A guerra esquecida

Na Província do Niassa correu mansa a guerra nos anos de 1968 e 1969. Cerca de meia dúzia de mortos mensais e o dobro de estropiados era a sequência que avivava a mágoa quotidiana e aliviava a tensão nos dias seguintes.

No Batalhão de Caçadores n.º 1936 a morte consumia dois ou três camaradas por semestre, distribuídos pelas Companhias. Não era a morte que mais nos apoquentava.
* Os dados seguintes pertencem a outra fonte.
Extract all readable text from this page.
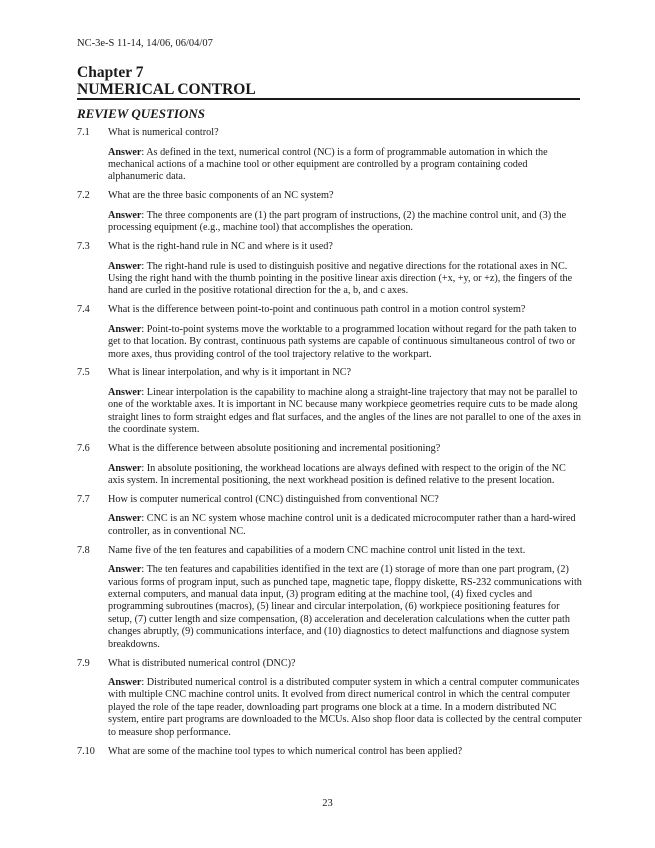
NC-3e-S 11-14, 14/06, 06/04/07
Chapter 7
NUMERICAL CONTROL
REVIEW QUESTIONS
7.1	What is numerical control?
Answer: As defined in the text, numerical control (NC) is a form of programmable automation in which the mechanical actions of a machine tool or other equipment are controlled by a program containing coded alphanumeric data.
7.2	What are the three basic components of an NC system?
Answer: The three components are (1) the part program of instructions, (2) the machine control unit, and (3) the processing equipment (e.g., machine tool) that accomplishes the operation.
7.3	What is the right-hand rule in NC and where is it used?
Answer: The right-hand rule is used to distinguish positive and negative directions for the rotational axes in NC. Using the right hand with the thumb pointing in the positive linear axis direction (+x, +y, or +z), the fingers of the hand are curled in the positive rotational direction for the a, b, and c axes.
7.4	What is the difference between point-to-point and continuous path control in a motion control system?
Answer: Point-to-point systems move the worktable to a programmed location without regard for the path taken to get to that location. By contrast, continuous path systems are capable of continuous simultaneous control of two or more axes, thus providing control of the tool trajectory relative to the workpart.
7.5	What is linear interpolation, and why is it important in NC?
Answer: Linear interpolation is the capability to machine along a straight-line trajectory that may not be parallel to one of the worktable axes. It is important in NC because many workpiece geometries require cuts to be made along straight lines to form straight edges and flat surfaces, and the angles of the lines are not parallel to one of the axes in the coordinate system.
7.6	What is the difference between absolute positioning and incremental positioning?
Answer: In absolute positioning, the workhead locations are always defined with respect to the origin of the NC axis system. In incremental positioning, the next workhead position is defined relative to the present location.
7.7	How is computer numerical control (CNC) distinguished from conventional NC?
Answer: CNC is an NC system whose machine control unit is a dedicated microcomputer rather than a hard-wired controller, as in conventional NC.
7.8	Name five of the ten features and capabilities of a modern CNC machine control unit listed in the text.
Answer: The ten features and capabilities identified in the text are (1) storage of more than one part program, (2) various forms of program input, such as punched tape, magnetic tape, floppy diskette, RS-232 communications with external computers, and manual data input, (3) program editing at the machine tool, (4) fixed cycles and programming subroutines (macros), (5) linear and circular interpolation, (6) workpiece positioning features for setup, (7) cutter length and size compensation, (8) acceleration and deceleration calculations when the cutter path changes abruptly, (9) communications interface, and (10) diagnostics to detect malfunctions and diagnose system breakdowns.
7.9	What is distributed numerical control (DNC)?
Answer: Distributed numerical control is a distributed computer system in which a central computer communicates with multiple CNC machine control units. It evolved from direct numerical control in which the central computer played the role of the tape reader, downloading part programs one block at a time. In a modern distributed NC system, entire part programs are downloaded to the MCUs. Also shop floor data is collected by the central computer to measure shop performance.
7.10	What are some of the machine tool types to which numerical control has been applied?
23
A saudade, o medo e a revolta faziam-nos descrer da bondade da civilização cristã e ocidental que o cardeal Cerejeira garantia em Portugal e o bispo Reis Rodrigues repetia em Moçambique, de batalhão em batalhão, fardado de brigadeiro.

No Catur o comandante era um militar experiente, com elevada noção de ética e coragem pouco comum. Seguia de jipe à frente das colunas com a mesma naturalidade com que me deu a ler o pedido da PIDE para me vigiar.
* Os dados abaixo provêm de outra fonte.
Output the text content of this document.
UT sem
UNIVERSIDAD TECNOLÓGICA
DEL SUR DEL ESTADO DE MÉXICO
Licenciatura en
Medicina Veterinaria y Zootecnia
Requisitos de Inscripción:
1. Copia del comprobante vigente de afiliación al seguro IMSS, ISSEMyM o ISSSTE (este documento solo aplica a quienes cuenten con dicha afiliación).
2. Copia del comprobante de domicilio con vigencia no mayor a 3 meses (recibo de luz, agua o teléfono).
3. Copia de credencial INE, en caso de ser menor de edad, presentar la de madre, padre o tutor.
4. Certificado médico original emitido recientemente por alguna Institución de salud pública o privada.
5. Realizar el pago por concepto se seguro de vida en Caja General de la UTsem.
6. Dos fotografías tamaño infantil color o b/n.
Os presos eram interrogados pelo major Artur Beirão que recordo a comunicar, meu Comandante, pelos meus métodos os presos não falam, e o Ten. Cor. Luís Vilela a retorquir-lhe, nem eu te consentia que usasses outros.

Depois eram entregues à PIDE e ninguém previa se falavam ou não, era certo que desapareceriam.
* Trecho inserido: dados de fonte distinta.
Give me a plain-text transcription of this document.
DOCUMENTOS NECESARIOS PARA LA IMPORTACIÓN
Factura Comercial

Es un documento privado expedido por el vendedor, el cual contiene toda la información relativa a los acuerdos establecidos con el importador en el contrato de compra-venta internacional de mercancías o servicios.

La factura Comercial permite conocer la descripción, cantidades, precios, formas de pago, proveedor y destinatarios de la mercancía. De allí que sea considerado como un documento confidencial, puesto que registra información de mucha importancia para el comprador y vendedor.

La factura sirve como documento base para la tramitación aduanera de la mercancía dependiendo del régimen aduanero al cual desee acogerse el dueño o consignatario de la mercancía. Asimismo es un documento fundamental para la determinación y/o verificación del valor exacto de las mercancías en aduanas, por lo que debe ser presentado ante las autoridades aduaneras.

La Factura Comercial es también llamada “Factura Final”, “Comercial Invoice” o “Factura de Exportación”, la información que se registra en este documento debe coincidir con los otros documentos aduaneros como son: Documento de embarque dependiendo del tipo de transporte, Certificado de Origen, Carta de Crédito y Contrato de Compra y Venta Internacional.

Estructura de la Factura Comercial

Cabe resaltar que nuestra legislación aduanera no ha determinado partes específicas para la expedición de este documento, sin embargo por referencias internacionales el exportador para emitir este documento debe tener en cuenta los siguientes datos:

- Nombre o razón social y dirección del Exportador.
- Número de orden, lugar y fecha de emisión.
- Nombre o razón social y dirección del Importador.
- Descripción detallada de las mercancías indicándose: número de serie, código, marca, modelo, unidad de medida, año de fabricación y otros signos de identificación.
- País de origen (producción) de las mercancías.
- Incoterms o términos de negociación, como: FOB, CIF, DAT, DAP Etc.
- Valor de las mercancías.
Tive a sorte de não assistir a cenas de tortura nem a interrogatórios humilhantes, mas não era esse o tratamento generalizado nas unidades militares a que não faltava um capelão para aliviar consciências mais sensíveis. O padre Joaquim era excepção, contra a guerra, ao contrário de outros capelães que preferiam segurar a G-3 em vez do cálice e dispararem em vez de administrarem a eucaristia.

Na violência da guerra a crueldade dos homens acaba sempre por se revelar. Em Malapísia, o alferes André, formado na universidade de Mafra, adorava interrogatórios e babava-se de gozo a usar a faca de mato enquanto aguardava respostas.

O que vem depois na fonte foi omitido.